ESAI Energy foresees the end of oil sands mega projects


WAKEFIELD, Massachusetts -- ESAI Energy forecasts growth from the Canadian oil sands will be a substantial 250,000 bpd in 2018, but as producers face challenges associated with relatively high costs in a recovering oil price environment, oil sands projects in the next few years will be leaner and smaller. In the recent issue of ESAI Energy’s North America Watch, the firm projects that growth from the region will decelerate to 120,000 bpd in 2019.

ESAI Energy says that with oil prices recovering, but still below $60 for WTI, producers in the Canadian Oil Sands are being selective in their allocation of capital to growth projects. The 190,000 bpd Fort Hills mine, due by the end of the year, might be the last greenfield mining project in the oil sands for a number of years. Operators are experimenting with solvents and new processes that have the potential to reduce both costs and emissions, but new greenfield projects are unlikely to go forward until after 2020. ESAI Energy expects incremental growth will continue from expansions to existing SAGD projects that require less initial outlay of capital and that can come online in less time.

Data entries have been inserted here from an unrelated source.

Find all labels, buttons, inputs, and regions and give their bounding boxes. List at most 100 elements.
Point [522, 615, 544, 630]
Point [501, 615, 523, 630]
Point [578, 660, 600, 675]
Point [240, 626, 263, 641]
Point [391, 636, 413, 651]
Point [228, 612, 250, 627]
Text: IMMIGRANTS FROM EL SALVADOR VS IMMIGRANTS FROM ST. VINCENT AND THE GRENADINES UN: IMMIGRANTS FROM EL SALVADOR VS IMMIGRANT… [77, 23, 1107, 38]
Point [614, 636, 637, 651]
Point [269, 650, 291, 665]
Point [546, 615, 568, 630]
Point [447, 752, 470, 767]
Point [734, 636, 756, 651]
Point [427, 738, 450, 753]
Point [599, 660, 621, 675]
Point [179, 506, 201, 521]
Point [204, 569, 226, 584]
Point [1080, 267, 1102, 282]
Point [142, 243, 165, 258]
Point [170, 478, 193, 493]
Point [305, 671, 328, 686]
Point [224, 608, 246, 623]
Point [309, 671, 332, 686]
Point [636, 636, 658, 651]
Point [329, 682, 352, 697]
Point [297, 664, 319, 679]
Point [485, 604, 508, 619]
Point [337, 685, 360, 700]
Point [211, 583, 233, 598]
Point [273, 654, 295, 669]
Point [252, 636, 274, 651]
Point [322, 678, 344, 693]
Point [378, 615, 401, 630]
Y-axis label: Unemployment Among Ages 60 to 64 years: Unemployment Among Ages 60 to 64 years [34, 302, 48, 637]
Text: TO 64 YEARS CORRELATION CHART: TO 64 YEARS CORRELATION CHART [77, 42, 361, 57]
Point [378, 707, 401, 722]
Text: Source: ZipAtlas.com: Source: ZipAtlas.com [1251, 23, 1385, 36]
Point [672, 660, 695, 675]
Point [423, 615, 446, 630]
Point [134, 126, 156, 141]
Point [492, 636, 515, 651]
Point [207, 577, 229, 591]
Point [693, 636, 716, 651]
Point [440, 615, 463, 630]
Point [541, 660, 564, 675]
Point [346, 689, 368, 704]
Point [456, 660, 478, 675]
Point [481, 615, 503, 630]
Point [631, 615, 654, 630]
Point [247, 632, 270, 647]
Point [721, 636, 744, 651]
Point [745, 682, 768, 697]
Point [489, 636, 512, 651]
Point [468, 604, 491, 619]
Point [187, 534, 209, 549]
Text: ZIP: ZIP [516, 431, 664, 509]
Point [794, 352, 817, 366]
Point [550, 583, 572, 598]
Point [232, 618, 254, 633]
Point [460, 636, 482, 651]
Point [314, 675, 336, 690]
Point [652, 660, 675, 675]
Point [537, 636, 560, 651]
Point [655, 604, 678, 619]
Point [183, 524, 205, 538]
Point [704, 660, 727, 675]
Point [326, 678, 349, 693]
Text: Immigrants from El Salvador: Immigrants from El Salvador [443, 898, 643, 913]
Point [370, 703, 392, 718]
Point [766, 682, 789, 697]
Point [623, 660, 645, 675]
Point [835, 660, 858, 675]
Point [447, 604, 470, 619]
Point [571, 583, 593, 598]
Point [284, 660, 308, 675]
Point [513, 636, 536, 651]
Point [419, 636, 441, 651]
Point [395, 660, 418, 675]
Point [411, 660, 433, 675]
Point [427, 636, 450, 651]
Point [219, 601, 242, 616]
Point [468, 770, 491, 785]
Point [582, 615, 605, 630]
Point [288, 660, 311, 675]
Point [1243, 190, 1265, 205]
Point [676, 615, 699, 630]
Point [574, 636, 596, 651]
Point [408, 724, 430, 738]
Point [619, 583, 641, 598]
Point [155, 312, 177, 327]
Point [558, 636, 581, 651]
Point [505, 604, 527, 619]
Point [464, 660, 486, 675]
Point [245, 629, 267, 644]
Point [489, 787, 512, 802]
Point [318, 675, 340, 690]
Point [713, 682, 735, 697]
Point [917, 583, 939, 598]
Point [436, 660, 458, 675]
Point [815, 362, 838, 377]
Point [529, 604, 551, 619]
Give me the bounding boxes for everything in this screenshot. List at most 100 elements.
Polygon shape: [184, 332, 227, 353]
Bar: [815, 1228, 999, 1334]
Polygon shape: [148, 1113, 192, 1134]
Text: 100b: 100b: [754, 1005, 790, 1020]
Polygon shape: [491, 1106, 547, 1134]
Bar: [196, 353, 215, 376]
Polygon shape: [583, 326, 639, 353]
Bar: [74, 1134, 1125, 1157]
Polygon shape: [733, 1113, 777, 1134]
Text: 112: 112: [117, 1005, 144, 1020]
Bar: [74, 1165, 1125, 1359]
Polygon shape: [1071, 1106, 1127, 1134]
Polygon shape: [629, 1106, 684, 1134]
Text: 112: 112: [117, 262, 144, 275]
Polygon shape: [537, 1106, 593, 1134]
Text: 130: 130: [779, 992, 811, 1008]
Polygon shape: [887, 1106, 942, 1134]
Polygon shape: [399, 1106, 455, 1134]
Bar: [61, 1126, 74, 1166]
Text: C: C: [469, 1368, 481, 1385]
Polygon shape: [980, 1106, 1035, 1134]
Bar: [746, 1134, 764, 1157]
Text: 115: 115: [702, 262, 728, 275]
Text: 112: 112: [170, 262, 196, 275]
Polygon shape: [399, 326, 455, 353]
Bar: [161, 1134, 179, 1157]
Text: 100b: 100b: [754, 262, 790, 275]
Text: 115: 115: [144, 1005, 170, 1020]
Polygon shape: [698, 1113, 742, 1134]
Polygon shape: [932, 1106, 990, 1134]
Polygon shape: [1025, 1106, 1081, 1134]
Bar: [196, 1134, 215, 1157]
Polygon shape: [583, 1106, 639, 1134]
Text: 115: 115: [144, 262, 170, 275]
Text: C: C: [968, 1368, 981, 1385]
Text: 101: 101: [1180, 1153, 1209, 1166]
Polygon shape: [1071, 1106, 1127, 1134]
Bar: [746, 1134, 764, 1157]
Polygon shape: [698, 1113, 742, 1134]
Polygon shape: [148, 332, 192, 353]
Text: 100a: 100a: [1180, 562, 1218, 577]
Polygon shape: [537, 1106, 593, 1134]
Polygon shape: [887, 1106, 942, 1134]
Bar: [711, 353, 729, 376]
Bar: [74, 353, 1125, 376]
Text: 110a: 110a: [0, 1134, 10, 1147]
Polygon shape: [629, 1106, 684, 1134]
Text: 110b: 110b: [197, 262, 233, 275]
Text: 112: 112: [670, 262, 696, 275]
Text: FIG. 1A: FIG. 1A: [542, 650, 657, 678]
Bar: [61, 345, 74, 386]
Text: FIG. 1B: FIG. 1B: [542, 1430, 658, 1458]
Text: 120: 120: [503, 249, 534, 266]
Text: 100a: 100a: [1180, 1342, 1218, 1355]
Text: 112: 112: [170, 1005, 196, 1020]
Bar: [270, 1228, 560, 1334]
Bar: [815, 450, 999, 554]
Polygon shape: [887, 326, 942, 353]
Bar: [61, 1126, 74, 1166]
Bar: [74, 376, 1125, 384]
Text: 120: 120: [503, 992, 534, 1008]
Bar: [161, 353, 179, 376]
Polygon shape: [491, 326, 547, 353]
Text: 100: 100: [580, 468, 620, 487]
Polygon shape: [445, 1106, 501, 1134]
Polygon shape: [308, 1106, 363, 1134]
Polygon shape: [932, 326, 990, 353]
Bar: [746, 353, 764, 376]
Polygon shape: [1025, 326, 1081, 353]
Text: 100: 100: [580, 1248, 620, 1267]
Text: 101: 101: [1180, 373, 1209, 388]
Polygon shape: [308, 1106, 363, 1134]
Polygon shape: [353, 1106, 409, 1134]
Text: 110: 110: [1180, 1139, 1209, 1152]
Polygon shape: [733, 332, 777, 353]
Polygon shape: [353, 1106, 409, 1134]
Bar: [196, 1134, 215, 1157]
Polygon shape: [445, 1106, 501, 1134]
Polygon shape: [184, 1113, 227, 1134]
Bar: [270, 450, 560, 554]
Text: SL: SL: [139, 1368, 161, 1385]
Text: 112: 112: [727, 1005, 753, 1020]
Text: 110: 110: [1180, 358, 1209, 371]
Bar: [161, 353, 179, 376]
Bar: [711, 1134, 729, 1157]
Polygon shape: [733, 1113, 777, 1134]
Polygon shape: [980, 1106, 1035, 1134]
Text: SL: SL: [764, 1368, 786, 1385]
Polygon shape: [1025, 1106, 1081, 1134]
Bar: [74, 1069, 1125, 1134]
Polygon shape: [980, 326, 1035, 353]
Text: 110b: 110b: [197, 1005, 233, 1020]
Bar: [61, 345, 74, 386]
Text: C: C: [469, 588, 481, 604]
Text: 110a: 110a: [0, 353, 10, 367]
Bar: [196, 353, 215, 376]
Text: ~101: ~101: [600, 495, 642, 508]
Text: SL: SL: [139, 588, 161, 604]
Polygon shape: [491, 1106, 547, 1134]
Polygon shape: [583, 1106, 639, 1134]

Pipeline capacity to accommodate production growth is also proving to be elusive as lengthy regulatory reviews and court challenges delay projects. Current takeaway capacity for surplus Canadian crude remains constrained until the Line 67 expansion comes online in late 2018, and provides some temporary relief. ESAI Energy’s Elisabeth Murphy explains, however, that “Even with decelerating growth in 2019, additional capacity beyond the Line 67 expansion will be needed to accommodate production growth after 2019."